Portuguese American Journal

Rui Costa: Portuguese scientist advances neuroscience research – Portugal

Portuguese neuroscientist Rui Costa from the Champalimaud Center for the Unknown and principal investigator of the Champalimaud Neuroscience Programme at the Instituto Gulbenkian de Ciencia (IGC), in Portugal, and a team of neuroscientists at the University of California, Berkeley, have demonstrated that the brain is more flexible and trainable than previously thought.

Their research, published in the March issue of the online journal Nature, opens the door to the development of thought-controlled prosthetic devices that could restore mobility to people with motor skills impairments.

Previous studies have failed to rule out the role of physical movement when learning to use a prosthetic device. Researchers hope these findings will lead to a new generation of prosthetic devices that feel natural. The discovery could also help dementia research by allowing scientists to develop ways to enable patients to re-learn old skills.

Rui Costa is the head researcher of the study which includes Jose Carmena, UC Beckeley associate professor of electrical engineering, cognitive science and neuroscience, Aaron Koralek, a UC Berkeley graduate student, and Xin Jin, a post-doctoral student.

Co-author John Long, former UC Berkeley graduate student at the Helen Wills Neuroscience Institute and member of the Carmena lab, also collaborated in this study.

The National Science Foundation, Multiscale Systems Research Center, Defense Advanced Research Projects Agency, National Institute on Alcohol Abuse and Alcoholism, Marie Curie International, and the European Research Council helped support the study.
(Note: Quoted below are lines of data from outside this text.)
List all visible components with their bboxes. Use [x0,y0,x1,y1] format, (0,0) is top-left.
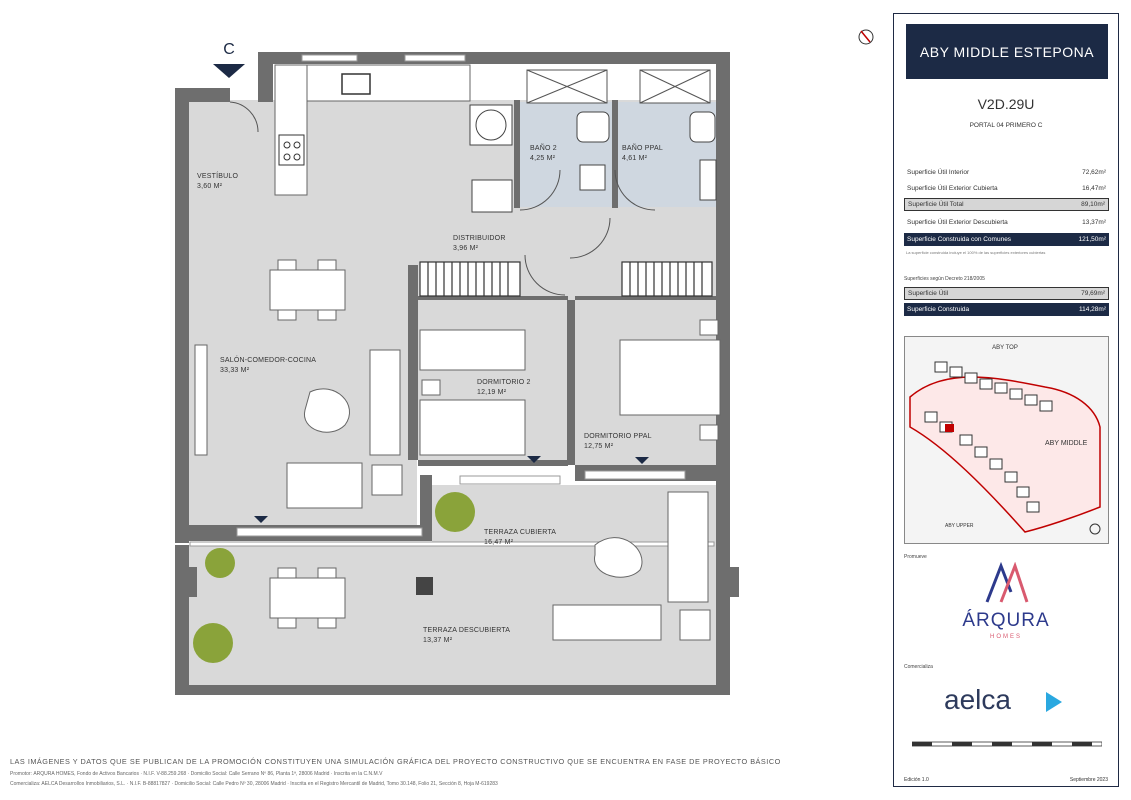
room-area-salon: 33,33 m² [220,367,250,374]
project-title: ABY MIDDLE ESTEPONA [906,24,1108,79]
orientation-letter: C [223,41,235,58]
decree-title: Superficies según Decreto 218/2005 [904,276,985,282]
site-map: ABY TOP ABY MIDDLE ABY UPPER [904,336,1109,544]
decree-value: 114,28m² [1079,306,1106,313]
room-area-dormppal: 12,75 m² [584,443,614,450]
room-name-vestibulo: VESTÍBULO [197,171,238,180]
surface-label: Superficie Útil Exterior Cubierta [907,185,998,192]
room-name-bano2: BAÑO 2 [530,143,557,152]
map-label-upper: ABY UPPER [945,523,974,529]
plant-icons [193,492,475,663]
surface-label: Superficie Útil Total [908,201,964,208]
room-area-terraza-descubierta: 13,37 m² [423,637,453,644]
unit-location-marker [945,424,954,432]
walls [175,52,739,695]
disclaimer-text: LAS IMÁGENES Y DATOS QUE SE PUBLICAN DE … [10,757,781,766]
decree-row: Superficie Útil 79,69m² [904,287,1109,300]
unit-code: V2D.29U [977,96,1035,112]
surface-value: 89,10m² [1081,201,1105,208]
arqura-logo [894,561,1118,609]
aelca-play-icon [1046,692,1062,712]
decree-label: Superficie Útil [908,290,949,297]
decree-label: Superficie Construida [907,306,970,313]
scale-bar [912,741,1102,747]
shower-trays [526,69,711,104]
surface-note: La superficie construida incluye el 100%… [906,250,1046,255]
surface-row: Superficie Útil Exterior Cubierta 16,47m² [904,182,1109,195]
portal-label: PORTAL 04 PRIMERO C [969,122,1043,129]
room-area-banoppal: 4,61 m² [622,155,648,162]
map-label-middle: ABY MIDDLE [1045,440,1088,447]
edition-label: Edición 1.0 [904,777,929,783]
room-labels: VESTÍBULO 3,60 m² DISTRIBUIDOR 3,96 m² B… [197,143,663,644]
kitchen-counter [274,64,471,196]
door-swings [229,101,656,296]
room-name-distribuidor: DISTRIBUIDOR [453,235,506,242]
info-panel: ABY MIDDLE ESTEPONA V2D.29U PORTAL 04 PR… [893,13,1119,787]
room-name-banoppal: BAÑO PPAL [622,143,663,152]
surface-value: 13,37m² [1082,219,1106,226]
room-name-terraza-descubierta: TERRAZA DESCUBIERTA [423,627,510,634]
site-map-drawing: ABY TOP ABY MIDDLE ABY UPPER [905,337,1108,543]
compass-icon [858,29,874,45]
stair-storage [419,261,713,297]
room-area-dorm2: 12,19 m² [477,389,507,396]
bathroom-fixtures [469,104,717,213]
promoter-label: Promueve [904,554,927,560]
marketer-legal-text: Comercializa: AELCA Desarrollos Inmobili… [10,781,498,787]
room-area-vestibulo: 3,60 m² [197,183,223,190]
decree-row: Superficie Construida 114,28m² [904,303,1109,316]
decree-value: 79,69m² [1081,290,1105,297]
surface-row: Superficie Útil Interior 72,62m² [904,166,1109,179]
surface-label: Superficie Construida con Comunes [907,236,1012,243]
room-name-dormppal: DORMITORIO PPAL [584,433,652,440]
surface-row: Superficie Construida con Comunes 121,50m… [904,233,1109,246]
floor-areas [187,100,717,687]
surface-label: Superficie Útil Exterior Descubierta [907,219,1008,226]
marketer-name: aelca [944,684,1011,715]
room-area-terraza-cubierta: 16,47 m² [484,539,514,546]
view-marker-icons [254,456,649,523]
room-name-terraza-cubierta: TERRAZA CUBIERTA [484,529,556,536]
windows [189,54,715,547]
surface-label: Superficie Útil Interior [907,169,970,176]
promoter-legal-text: Promotor: ÁRQURA HOMES, Fondo de Activos… [10,771,383,777]
marketer-label: Comercializa [904,664,933,670]
room-name-salon: SALÓN-COMEDOR-COCINA [220,355,316,364]
surface-row: Superficie Útil Total 89,10m² [904,198,1109,211]
surface-row: Superficie Útil Exterior Descubierta 13,3… [904,216,1109,229]
promoter-name: ÁRQURA [962,610,1050,631]
arqura-logo-icon [985,561,1029,603]
furniture [194,259,721,641]
surface-value: 121,50m² [1078,236,1106,243]
map-label-top: ABY TOP [992,345,1018,351]
orientation-arrow-icon [213,64,245,78]
room-area-distribuidor: 3,96 m² [453,245,479,252]
surface-value: 72,62m² [1082,169,1106,176]
date-label: Septiembre 2023 [1069,777,1108,783]
map-compass-icon [1089,523,1101,535]
room-name-dorm2: DORMITORIO 2 [477,379,531,386]
room-area-bano2: 4,25 m² [530,155,556,162]
surface-value: 16,47m² [1082,185,1106,192]
promoter-sub: HOMES [989,634,1022,640]
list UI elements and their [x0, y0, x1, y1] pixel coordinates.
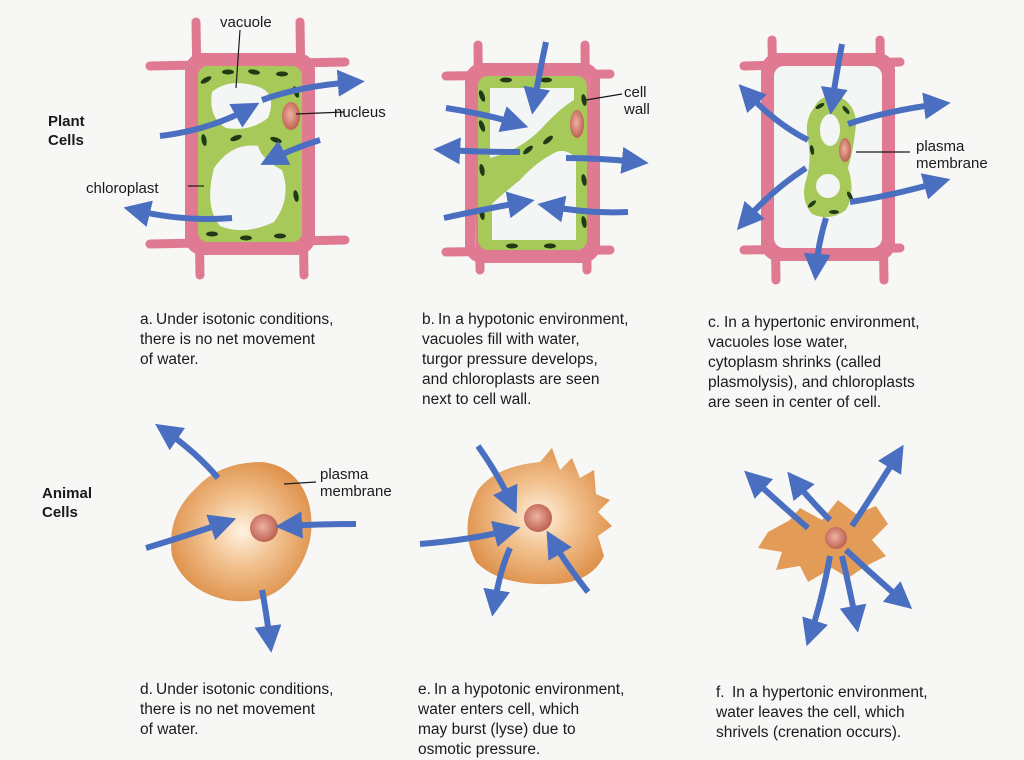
caption-e: e.In a hypotonic environment, water ente… [418, 660, 624, 760]
vacuole [490, 88, 574, 158]
caption-a-text: Under isotonic conditions, there is no n… [140, 311, 334, 368]
nucleus [524, 504, 552, 532]
plant-cell-b [433, 40, 649, 275]
caption-d-text: Under isotonic conditions, there is no n… [140, 681, 334, 738]
water-arrows [145, 423, 357, 653]
chloroplasts [478, 77, 587, 249]
caption-e-text: In a hypotonic environment, water enters… [418, 681, 625, 758]
label-plasma-membrane-animal: plasma membrane [320, 466, 392, 500]
plant-cell-c [736, 35, 951, 285]
caption-b-text: In a hypotonic environment, vacuoles fil… [422, 311, 629, 408]
vacuole [820, 114, 840, 146]
chloroplasts [200, 69, 300, 241]
nucleus [839, 138, 851, 162]
label-vacuole: vacuole [220, 14, 272, 31]
water-arrows [123, 69, 365, 227]
caption-f-text: In a hypertonic environment, water leave… [716, 684, 928, 741]
caption-c-letter: c. [708, 314, 721, 331]
cell-wall-outline [185, 53, 315, 255]
row-label-plant: Plant Cells [48, 113, 85, 149]
cell-wall-outline [465, 63, 600, 263]
row-label-animal: Animal Cells [42, 485, 93, 521]
caption-d-letter: d. [140, 681, 153, 698]
cell-body [171, 462, 312, 602]
animal-cell-e [419, 444, 612, 617]
animal-cell-d [145, 423, 357, 653]
vacuole [816, 174, 840, 198]
osmosis-diagram [123, 17, 951, 653]
leader-lines [188, 29, 910, 485]
water-arrows [744, 444, 913, 647]
water-arrows [419, 444, 591, 617]
caption-d: d.Under isotonic conditions, there is no… [140, 660, 334, 740]
caption-f-letter: f. [716, 684, 725, 701]
caption-b: b.In a hypotonic environment, vacuoles f… [422, 290, 628, 410]
animal-cell-f [744, 444, 913, 647]
vacuole [210, 145, 286, 231]
caption-c-text: In a hypertonic environment, vacuoles lo… [708, 314, 920, 411]
caption-c: c.In a hypertonic environment, vacuoles … [708, 293, 920, 413]
water-arrows [736, 43, 951, 281]
label-chloroplast: chloroplast [86, 180, 159, 197]
nucleus [250, 514, 278, 542]
label-nucleus: nucleus [334, 104, 386, 121]
caption-a: a.Under isotonic conditions, there is no… [140, 290, 334, 370]
nucleus [282, 102, 300, 130]
nucleus [825, 527, 847, 549]
water-arrows [433, 41, 649, 223]
nucleus [570, 110, 584, 138]
label-cell-wall: cell wall [624, 84, 650, 118]
plant-cell-a [123, 17, 365, 280]
label-plasma-membrane-plant: plasma membrane [916, 138, 988, 172]
caption-b-letter: b. [422, 311, 435, 328]
caption-e-letter: e. [418, 681, 431, 698]
caption-f: f.In a hypertonic environment, water lea… [716, 663, 928, 743]
caption-a-letter: a. [140, 311, 153, 328]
Rui Costa , 40, holds a doctoral degree in Veterinary Medicine from the Technical University of Lisbon. He was a guest researcher at the Department of Animal Environment and Health in the Swedish University of Agricultural Sciences in Skara. He completed a PhD in Biomedical Sciences at the GABBA Doctoral Program University of California at Los Angeles (UCLA), and did post-doctoral studies at post-doctoral research at Duke University and the Abel Salazar Biomedical Institute, University of Porto, Portugal.

He has received several prizes, including the Young Investigator Award of the American National Foundation for Neurofibromatosis, in 2001, and was a finalist of the Donald B. Lindsey Prize of the American Neuroscience Association, in 2003. In 2009, he returned to Portugal, where he is Principal Investigator of the Champalimaud Foundation Neuroscience Programme at the Instituto Gulbenkian de Ciencia. In 2009 he was awarded a Marie Curie Re-Integration Grant and the prestigious1.6 million euro European Research Council Starting Grant.